Who makes it? Bruntlett seems like the obvious choice over Gonzalez, who is out of options but might be able to pass through waivers unclaimed. Even if Gonzalez doesn't clear, the Nats wouldn't be losing much from their system. With Ian Desmond likely to be the shortstop at Syracuse (unless he somehow beats out Cristian Guzman for the job in D.C.) and Danny Espinosa the shortstop at Harrisburg, Gonzo's services aren't required any more.
BACKUP CORNER GUY
Here's where it gets tricky. The Nationals have two guys in Mike Morse and Chris Duncan who are identical players in many ways. Each provides some nice punch at the plate. Each is capable of playing first base and the corner outfield positions, though defense is not a strength for either guy. The only difference between them is that Morse bats right-handed and Duncan bats left-handed.
Common logic suggests only one of them can make it, but Riggleman admitted the other day there is a scenario in which both Morse and Duncan are on the roster. It would require some finagling elsewhere (perhaps not keeping a true backup outfielder and trusting that job to the combination of Harris, Bruntlett and these two) but it is possible.
The decision, then, comes down to what the Nats feel is more valuable in this case: Offense or defense. If both Morse and Duncan make it, it will be for offensive reasons, because neither is adept with a glove in hand. If only one makes it, it will be for defensive reasons, because the club feels the need to have a sure-handed outfielder capable of taking over for Josh Willingham, Nyjer Morgan or Elijah Dukes at any time.
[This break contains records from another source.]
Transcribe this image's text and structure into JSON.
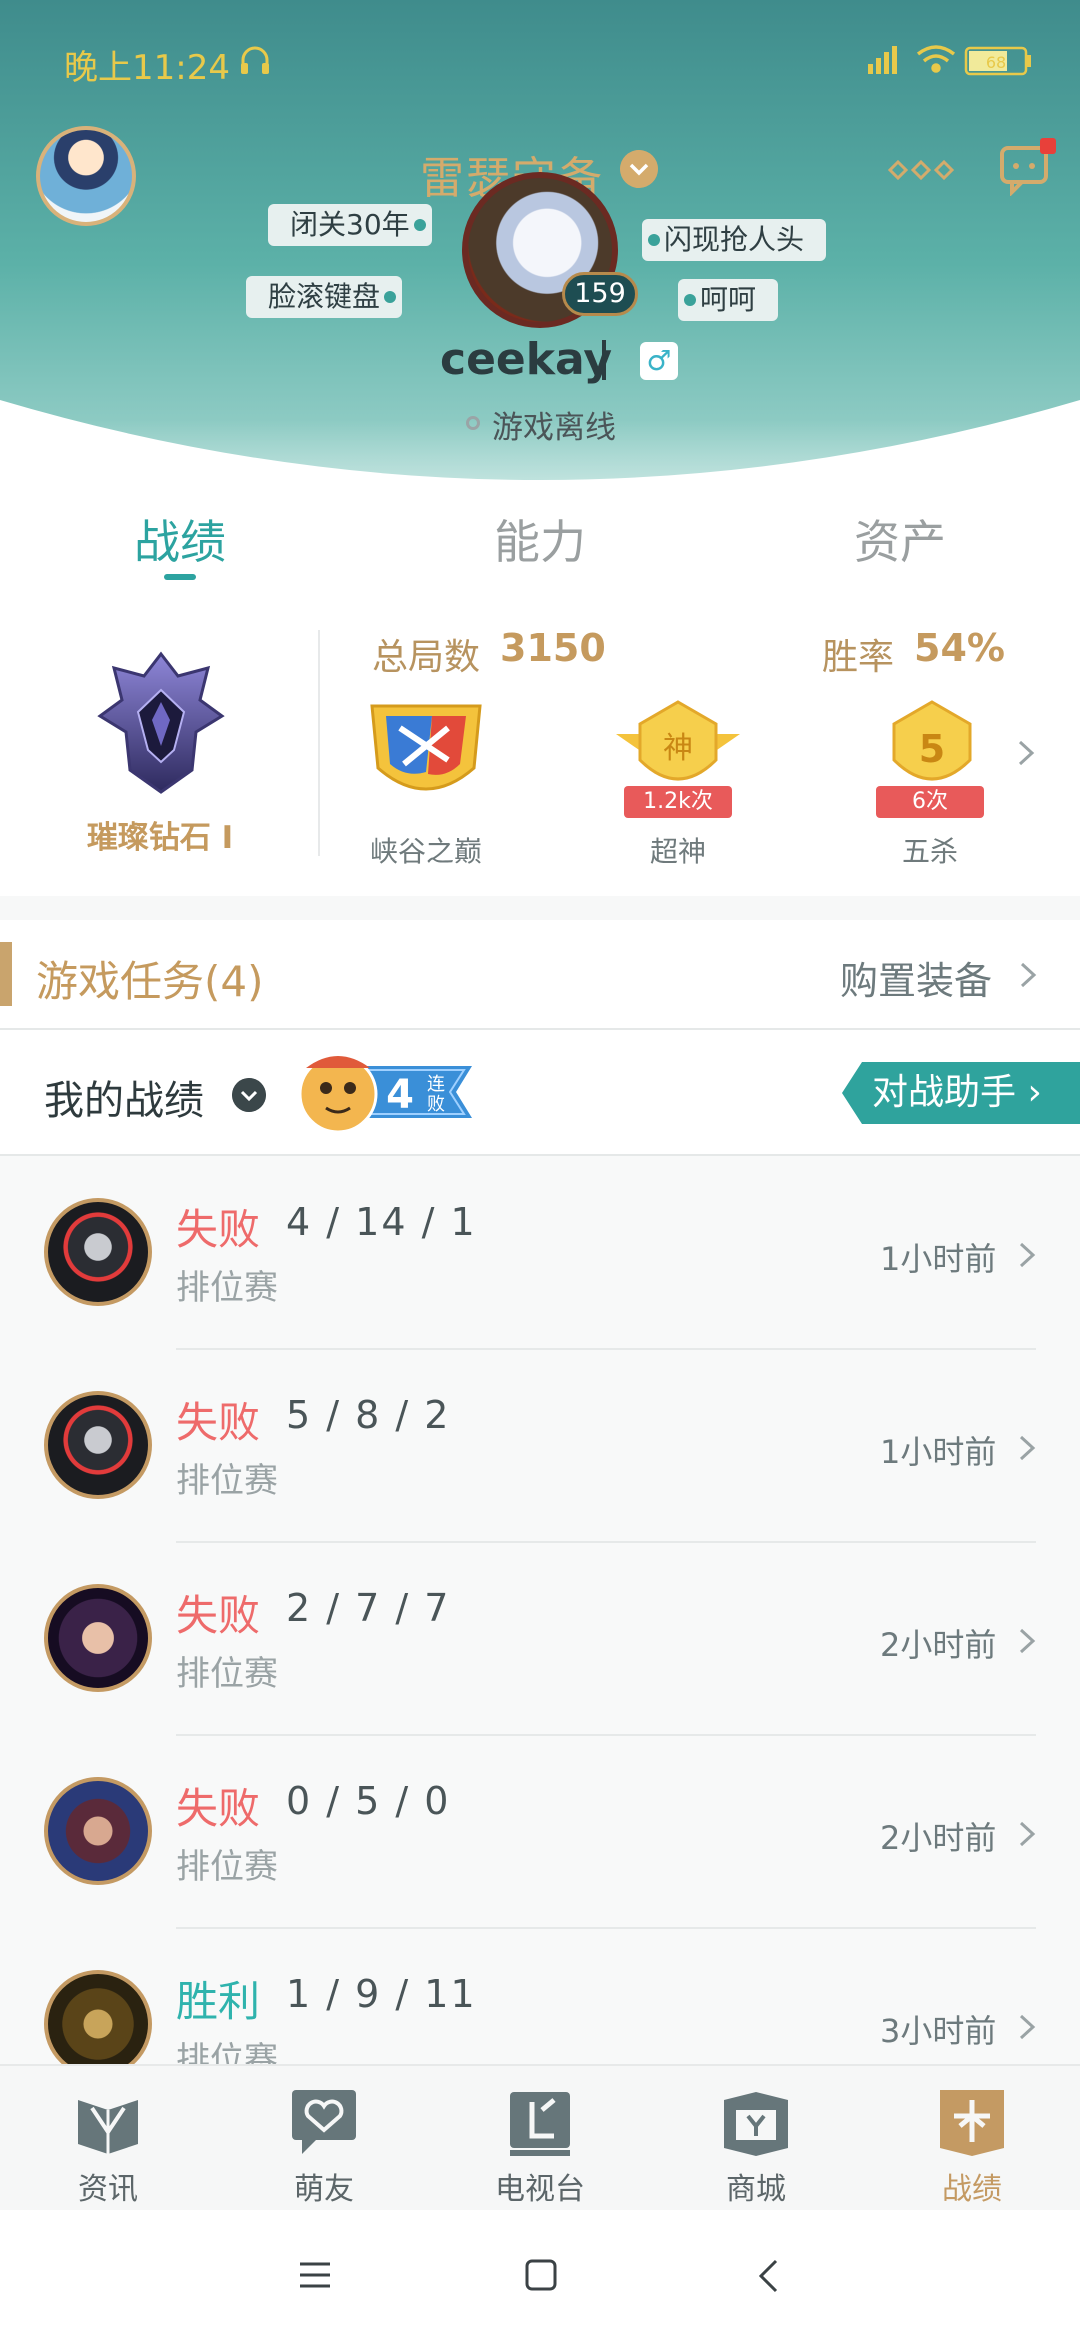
{
  "status_bar": {
    "time": "晚上11:24",
    "battery": "68"
  },
  "profile": {
    "server": "雷瑟守备",
    "player_name": "ceekay",
    "level": "159",
    "gender_symbol": "♂",
    "status": "游戏离线",
    "tags": [
      "闭关30年",
      "脸滚键盘",
      "闪现抢人头",
      "呵呵"
    ]
  },
  "tabs": [
    "战绩",
    "能力",
    "资产"
  ],
  "stats": {
    "rank_name": "璀璨钻石 I",
    "total_games_label": "总局数",
    "total_games_value": "3150",
    "win_rate_label": "胜率",
    "win_rate_value": "54%",
    "badges": [
      {
        "label": "峡谷之巅",
        "icon": "summit-crest-icon"
      },
      {
        "label": "超神",
        "icon": "legendary-shield-icon",
        "glyph": "神",
        "count": "1.2k次"
      },
      {
        "label": "五杀",
        "icon": "penta-kill-shield-icon",
        "glyph": "5",
        "count": "6次"
      }
    ]
  },
  "tasks": {
    "title": "游戏任务(4)",
    "action": "购置装备"
  },
  "record_header": {
    "title": "我的战绩",
    "streak_number": "4",
    "streak_line1": "连",
    "streak_line2": "败",
    "assistant_button": "对战助手 ›"
  },
  "matches": [
    {
      "result": "失败",
      "kda": "4 / 14 / 1",
      "mode": "排位赛",
      "time": "1小时前",
      "outcome": "loss"
    },
    {
      "result": "失败",
      "kda": "5 / 8 / 2",
      "mode": "排位赛",
      "time": "1小时前",
      "outcome": "loss"
    },
    {
      "result": "失败",
      "kda": "2 / 7 / 7",
      "mode": "排位赛",
      "time": "2小时前",
      "outcome": "loss"
    },
    {
      "result": "失败",
      "kda": "0 / 5 / 0",
      "mode": "排位赛",
      "time": "2小时前",
      "outcome": "loss"
    },
    {
      "result": "胜利",
      "kda": "1 / 9 / 11",
      "mode": "排位赛",
      "time": "3小时前",
      "outcome": "win"
    }
  ],
  "bottom_nav": [
    {
      "label": "资讯",
      "icon": "news-icon"
    },
    {
      "label": "萌友",
      "icon": "friends-icon"
    },
    {
      "label": "电视台",
      "icon": "tv-icon"
    },
    {
      "label": "商城",
      "icon": "store-icon"
    },
    {
      "label": "战绩",
      "icon": "record-icon"
    }
  ],
  "colors": {
    "accent": "#2ca3a0",
    "gold": "#c59a5e",
    "loss": "#ee6b6b",
    "win": "#2fb3ad"
  }
}
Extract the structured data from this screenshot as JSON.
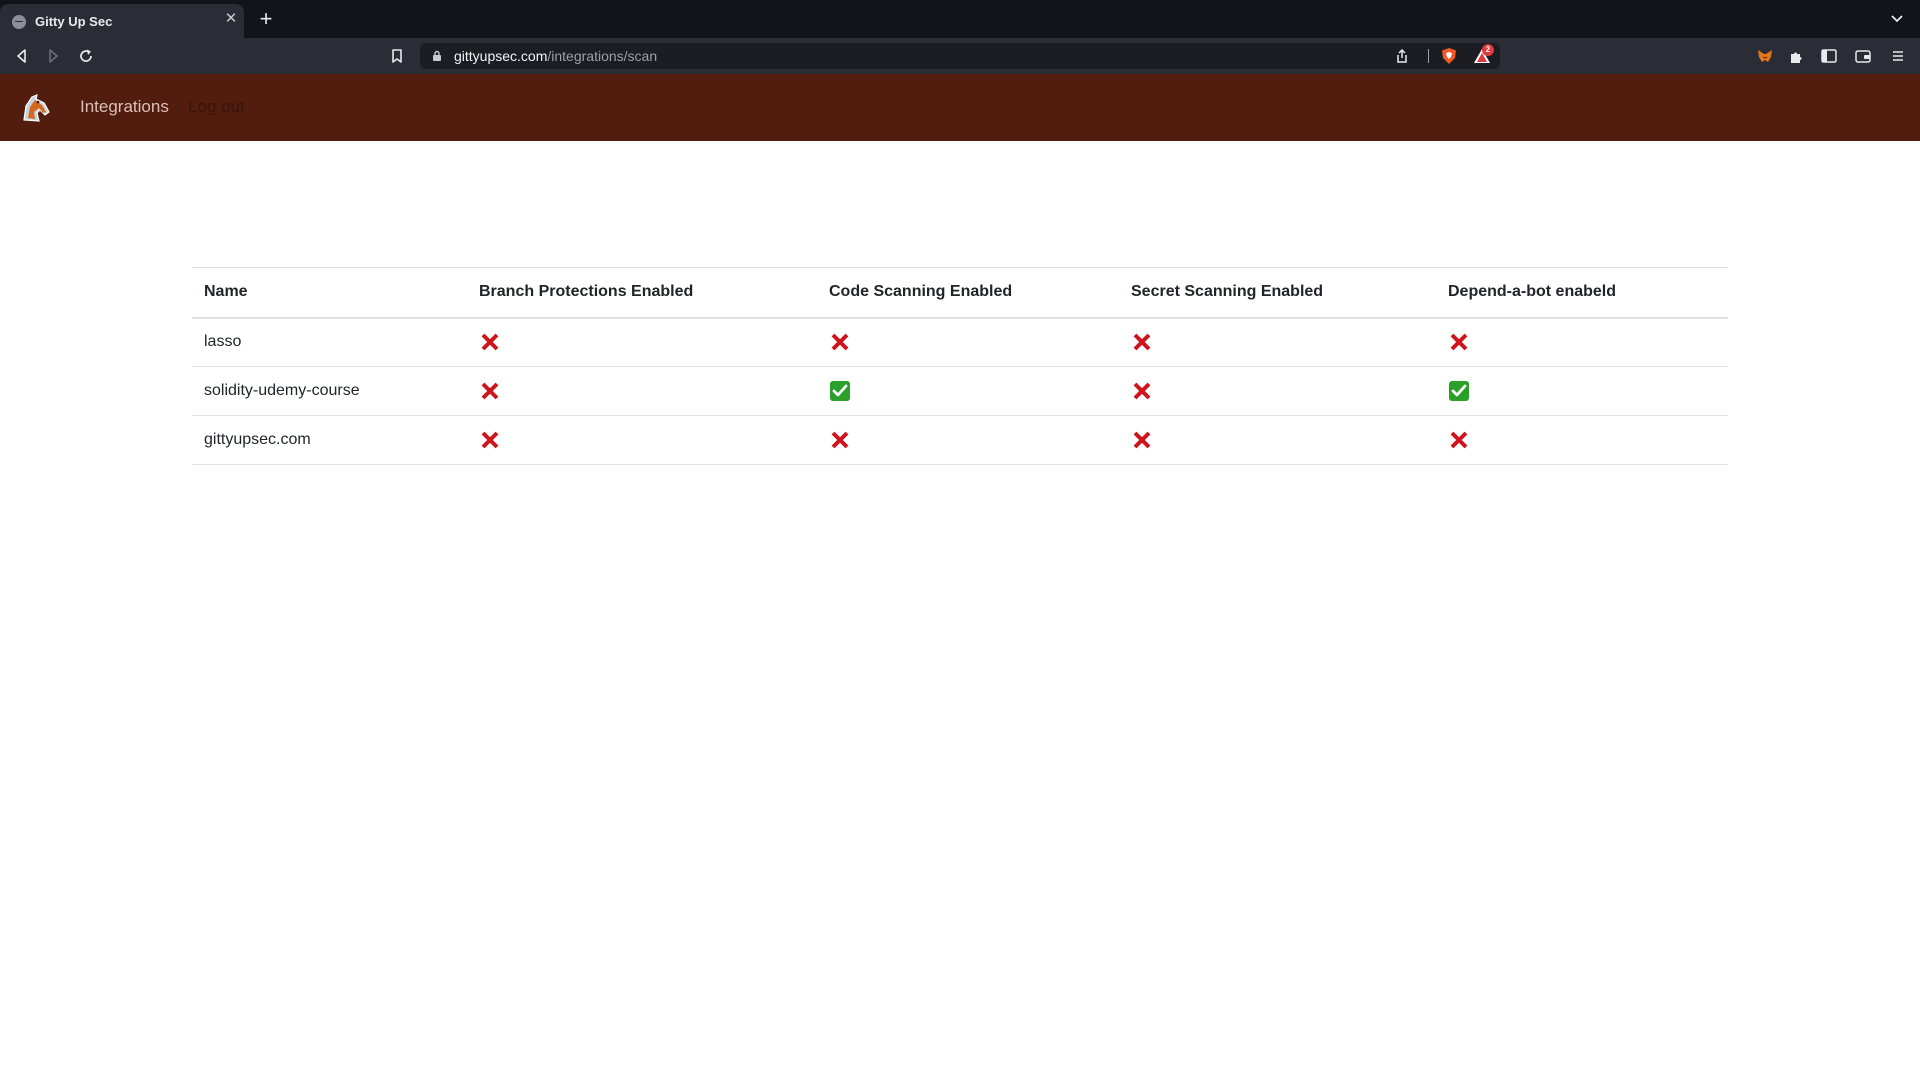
{
  "browser": {
    "tab_title": "Gitty Up Sec",
    "url_host": "gittyupsec.com",
    "url_path": "/integrations/scan",
    "rewards_badge": "2"
  },
  "nav": {
    "integrations_label": "Integrations",
    "logout_label": "Log out"
  },
  "table": {
    "headers": [
      "Name",
      "Branch Protections Enabled",
      "Code Scanning Enabled",
      "Secret Scanning Enabled",
      "Depend-a-bot enabeld"
    ],
    "rows": [
      {
        "name": "lasso",
        "branch_protections": false,
        "code_scanning": false,
        "secret_scanning": false,
        "dependabot": false
      },
      {
        "name": "solidity-udemy-course",
        "branch_protections": false,
        "code_scanning": true,
        "secret_scanning": false,
        "dependabot": true
      },
      {
        "name": "gittyupsec.com",
        "branch_protections": false,
        "code_scanning": false,
        "secret_scanning": false,
        "dependabot": false
      }
    ]
  },
  "colors": {
    "nav_bg": "#521c0e",
    "fail": "#d0141c",
    "pass": "#2aa02a"
  },
  "icons": {
    "fail": "cross-mark-icon",
    "pass": "check-mark-icon"
  }
}
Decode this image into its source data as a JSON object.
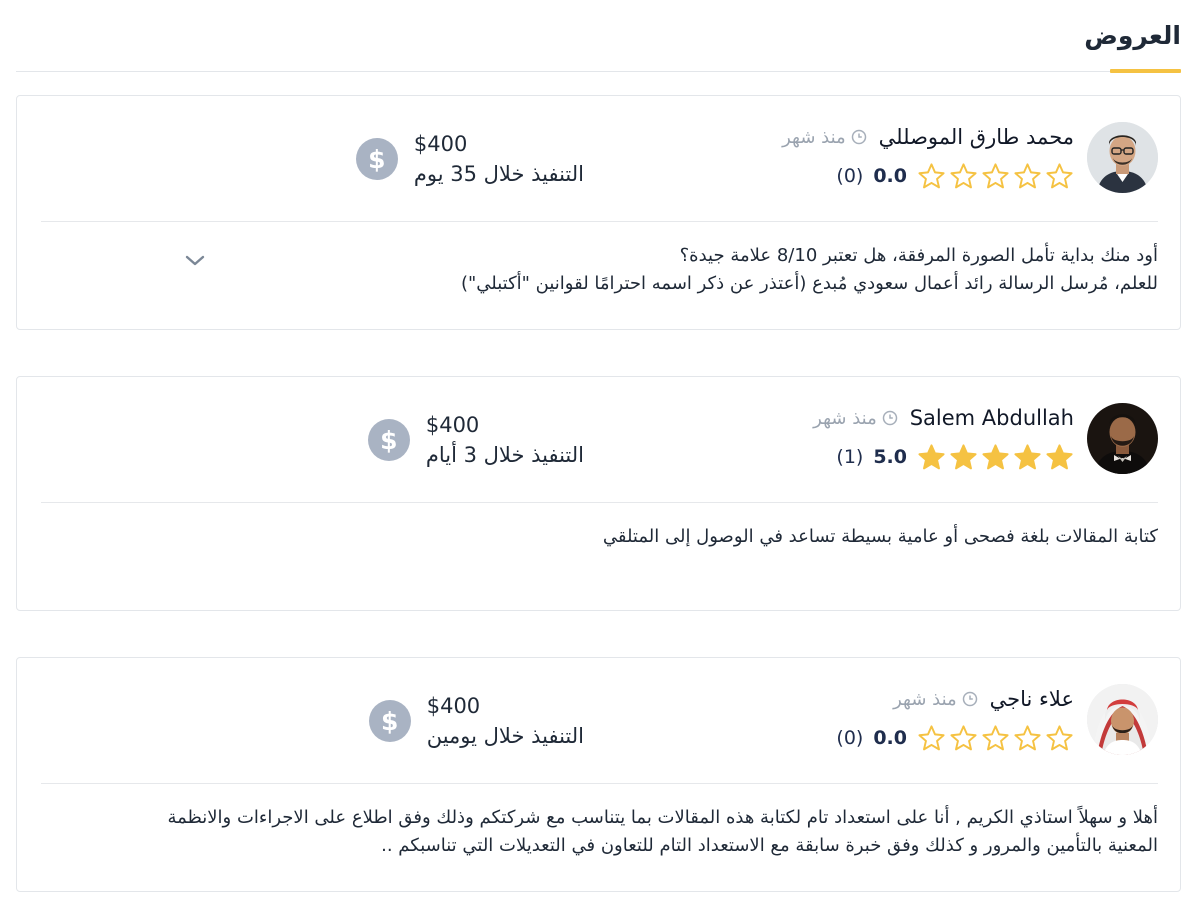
{
  "section": {
    "title": "العروض",
    "accent_color": "#f5c242"
  },
  "offers": [
    {
      "name": "محمد طارق الموصللي",
      "time_ago": "منذ شهر",
      "rating_value": "0.0",
      "rating_count": "(0)",
      "stars_filled": 0,
      "price": "$400",
      "delivery": "التنفيذ خلال 35 يوم",
      "body_lines": [
        "أود منك بداية تأمل الصورة المرفقة، هل تعتبر 8/10 علامة جيدة؟",
        "للعلم، مُرسل الرسالة رائد أعمال سعودي مُبدع (أعتذر عن ذكر اسمه احترامًا لقوانين \"أكتبلي\")"
      ],
      "has_expand_icon": true
    },
    {
      "name": "Salem Abdullah",
      "time_ago": "منذ شهر",
      "rating_value": "5.0",
      "rating_count": "(1)",
      "stars_filled": 5,
      "price": "$400",
      "delivery": "التنفيذ خلال 3 أيام",
      "body_lines": [
        "كتابة المقالات بلغة فصحى أو عامية بسيطة تساعد في الوصول إلى المتلقي"
      ],
      "has_expand_icon": false
    },
    {
      "name": "علاء ناجي",
      "time_ago": "منذ شهر",
      "rating_value": "0.0",
      "rating_count": "(0)",
      "stars_filled": 0,
      "price": "$400",
      "delivery": "التنفيذ خلال يومين",
      "body_lines": [
        "أهلا و سهلاً استاذي الكريم , أنا على استعداد تام لكتابة هذه المقالات بما يتناسب مع شركتكم وذلك وفق اطلاع على الاجراءات والانظمة",
        "المعنية بالتأمين والمرور و كذلك وفق خبرة سابقة مع الاستعداد التام للتعاون في التعديلات التي تناسبكم .."
      ],
      "has_expand_icon": false
    }
  ],
  "icons": {
    "clock": "clock-icon",
    "star": "star-icon",
    "dollar_symbol": "$",
    "expand": "chevron-down-icon"
  },
  "colors": {
    "star": "#f5c242",
    "dollar_badge": "#a9b3c3",
    "muted": "#9aa3af",
    "rating_text": "#1f2d4d"
  }
}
Who makes it? Morse has been fabulous at the plate this spring (two homers, seven RBI) and has actually shown he can hit .300 at the big-league level in spurts. He makes it. Duncan (2-for-18) has not looked comfortable at the plate or in the field so far. He's still got time to turn it around and force the Nats' hand. But if the decision was made today, he wouldn't be making the trip to Washington.